Marine officials said the MV-22 tiltrotor Osprey did not have a black-box voice recorder but did carry a flight data recorder that federal investigators would study.
Investigators spent Sunday reviewing the crash site at Marana Northwest Regional Airport about 30 miles northwest of Tucson, but released few details. There was no immediate indication what caused the Saturday crash, said Capt. Rob Winchester, a Pentagon spokesman. The flight data recorder has not yet been removed from the wreckage, Winchester said today.

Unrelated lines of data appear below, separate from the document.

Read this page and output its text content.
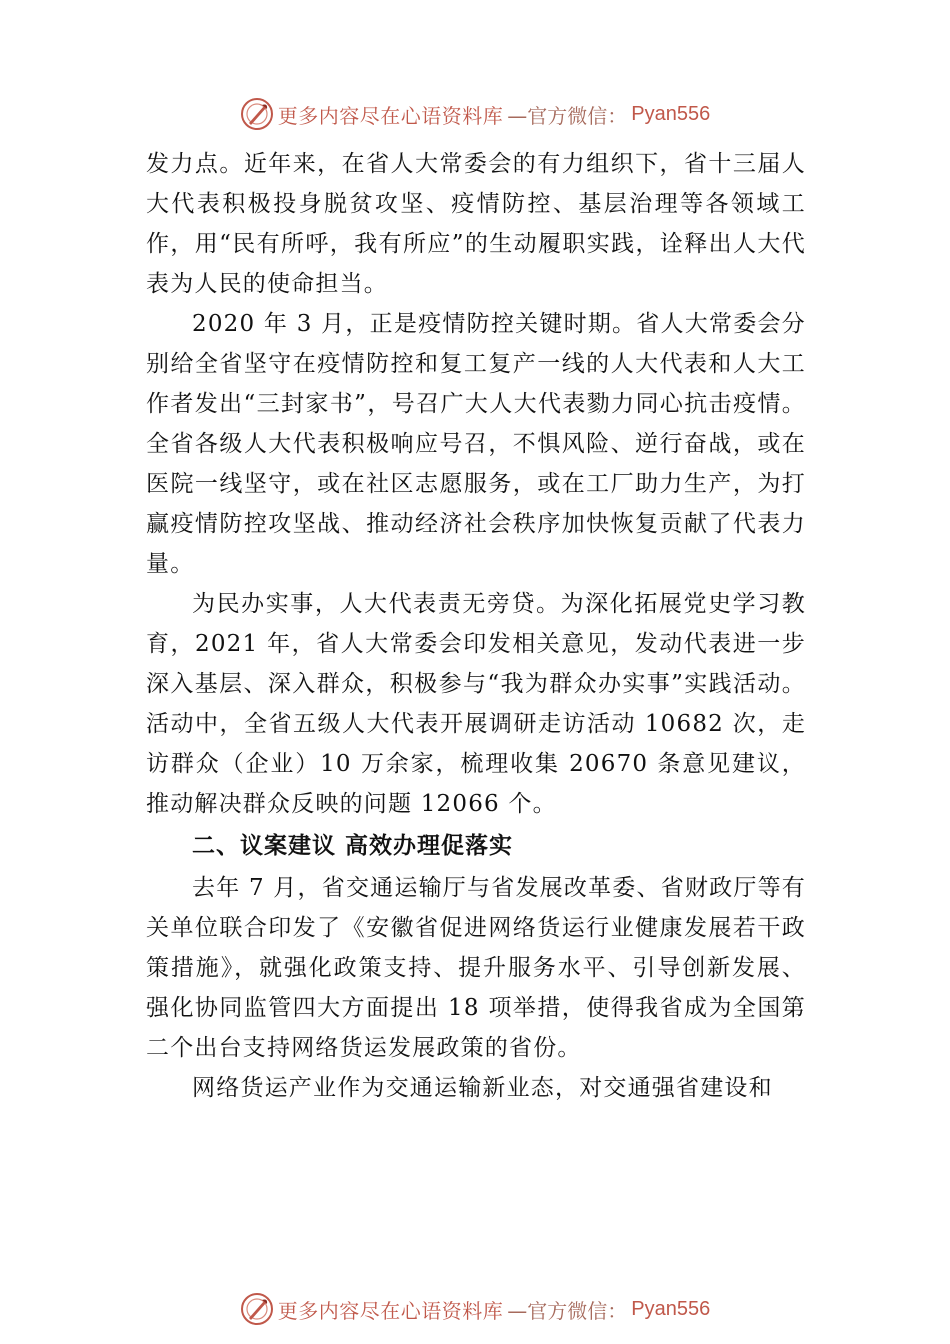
更多内容尽在心语资料库 —官方微信： Pyan556

发力点。近年来，在省人大常委会的有力组织下，省十三届人大代表积极投身脱贫攻坚、疫情防控、基层治理等各领域工作，用“民有所呼，我有所应”的生动履职实践，诠释出人大代表为人民的使命担当。

2020 年 3 月，正是疫情防控关键时期。省人大常委会分别给全省坚守在疫情防控和复工复产一线的人大代表和人大工作者发出“三封家书”，号召广大人大代表勠力同心抗击疫情。全省各级人大代表积极响应号召，不惧风险、逆行奋战，或在医院一线坚守，或在社区志愿服务，或在工厂助力生产，为打赢疫情防控攻坚战、推动经济社会秩序加快恢复贡献了代表力量。

为民办实事，人大代表责无旁贷。为深化拓展党史学习教育，2021 年，省人大常委会印发相关意见，发动代表进一步深入基层、深入群众，积极参与“我为群众办实事”实践活动。活动中，全省五级人大代表开展调研走访活动 10682 次，走访群众（企业）10 万余家，梳理收集 20670 条意见建议，推动解决群众反映的问题 12066 个。

二、议案建议 高效办理促落实

去年 7 月，省交通运输厅与省发展改革委、省财政厅等有关单位联合印发了《安徽省促进网络货运行业健康发展若干政策措施》，就强化政策支持、提升服务水平、引导创新发展、强化协同监管四大方面提出 18 项举措，使得我省成为全国第二个出台支持网络货运发展政策的省份。

网络货运产业作为交通运输新业态，对交通强省建设和

更多内容尽在心语资料库 —官方微信： Pyan556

The father of one of the victims, Staff Sgt. William Bryan Nelson, said his son considered the plane ''experimental'' and that it frequently encountered mechanical problems.
''He told me it was so fragile,'' said William D. Nelson, whose son was among four crew members from a task force based at Quantico, Va. ''He didn't think it was very ready to fly yet.''
The Osprey, similar to a turboprop, is part of a new generation of aircraft scheduled to replace all of the Marines' primary troop-transport helicopters. The military began flying the aircraft six months ago despite lingering questions about costs and safety.
Military officials said the downed aircraft was in the process of shifting its propellers from airplane function to helicopter mode when it went down about 500 yards from a runway.
It was one of two Ospreys simulating the evacuation of civilians from an embassy in a hostile country, said Marine Lt. Mark Carter, a spokesman for the Yuma air station.
Authorities said the victims include the four crew members from Quantico, Va., 14 Marines from Camp Pendleton, Calif., and one Marine from Marine Corps Air Station-Miramar in San Diego County.